By using of the complementary characteristics of such three color features, the
D-S rule is applied to compute the fusion of BPAF. Finally, the BPAF fusion is
utilized to find the conclusive shadow segments.
(4) The fusion and the filtering strategies based on perceptual grouping. The Gestalt
theory in cognitive psychology and the perceptual grouping theory are briefly
introduced. A method of extracting regions of interest (ROI) is proposed using
the K-Means classification, shadow information and Mean Shift segmentation.
The information of ROI is used to filter the edges and the lines extracted by
phase-grouping method. Then the lines extracted by two different algorithms are
fused and filtered utilizing basic rules of perceptual grouping.

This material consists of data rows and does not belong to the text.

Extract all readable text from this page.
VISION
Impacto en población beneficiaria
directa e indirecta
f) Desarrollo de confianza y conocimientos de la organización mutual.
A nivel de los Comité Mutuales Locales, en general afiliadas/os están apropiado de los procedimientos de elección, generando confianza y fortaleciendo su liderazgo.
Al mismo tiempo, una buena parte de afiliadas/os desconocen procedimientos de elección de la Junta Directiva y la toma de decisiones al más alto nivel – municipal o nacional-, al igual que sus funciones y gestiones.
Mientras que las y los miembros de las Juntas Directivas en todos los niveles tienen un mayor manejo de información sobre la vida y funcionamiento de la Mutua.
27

The semantic
interrelationships between linear features are exploited by perceptual grouping to
extract structure to detect the presence of manmade objects. These features are
generated by the strong boundaries typical of manmade structures: longer linear
lines, “L” junctions, “U” junctions, parallel lines, and polygons.
The software prototype of straight line extraction for stereoimage feature matching
proposed in this dissertation is implemented using VC++6.0. From the experimental
results, this method is preferable to extract linear features from aerial stereo pairs, which
will lay the solid foundation for the future research on the stereoimage matching method
based on line feature.
In conclusion, the straight line extraction will be one of the difficult questions in the
field of photogrammetry and computer vision in a very long period. It is very important
for the practical use of digital photogrammetry system to develop more reliable line
extraction techniques.
Key words: Stereoimage feature matching, Edge detection with sub-pixel precision, Line
extraction, Shadow extraction, Perceptual grouping.